ClusterDistribution

Assesses the distribution of text embeddings across clusters produced by a model using KMeans clustering.

Purpose

The purpose of this metric is to analyze the distribution of the clusters produced by a text embedding model. By dividing the text embeddings into different clusters, we can understand how the model is grouping or categorizing the text data. This aids in visualizing the organization and segregation of the data, thereby giving an understanding of how the model is processing the data.

Test Mechanism

The metric applies the KMeans clustering algorithm on the predictions made by the model on the testing dataset and divides the text embeddings into a pre-defined number of clusters. By default, this number is set to 5 but can be customized as per requirements.

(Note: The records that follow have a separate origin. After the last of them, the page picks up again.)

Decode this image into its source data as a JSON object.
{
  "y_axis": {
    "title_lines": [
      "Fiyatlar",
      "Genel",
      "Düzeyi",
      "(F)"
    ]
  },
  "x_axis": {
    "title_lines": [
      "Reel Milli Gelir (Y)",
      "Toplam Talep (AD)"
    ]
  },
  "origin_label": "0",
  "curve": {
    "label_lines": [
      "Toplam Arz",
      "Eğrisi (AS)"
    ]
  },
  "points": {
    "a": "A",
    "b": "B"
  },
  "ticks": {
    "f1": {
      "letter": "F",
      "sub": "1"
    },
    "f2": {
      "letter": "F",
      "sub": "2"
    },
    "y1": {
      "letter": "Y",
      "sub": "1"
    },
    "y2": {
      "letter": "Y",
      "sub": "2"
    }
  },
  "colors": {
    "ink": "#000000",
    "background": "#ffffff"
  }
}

The output of this test is a histogram plot that shows the distribution of embeddings across these clusters.

Signs of High Risk

  • If the embeddings are skewed towards one or two clusters, it indicates that the model is not effectively differentiating the various categories in the text data.
  • Uniform distribution of the embeddings across the clusters might show a lack of proper categorization.

Strengths

  • Great tool to visualize the text data categorization by the model.
  • Provides a way to assess if the model is distinguishing the categories effectively or not.
  • Flexible with the number of clusters, so it can be used on various types of data regardless of the number of categories.

Limitations

  • Success or failure of this test is based on visual interpretation, which might not be enough for making solid conclusions or determining the exact points of failure.
  • Assumes that the division of text embeddings across clusters should ideally be homogeneous, which might not always be the case depending on the nature of the text data.
  • Only applies to text embedding models, reducing its utility across various ML models.
  • Uses the KMeans clustering algorithm, which assumes that clusters are convex and isotropic, and may not work as intended if the true clusters in the data are not of this shape.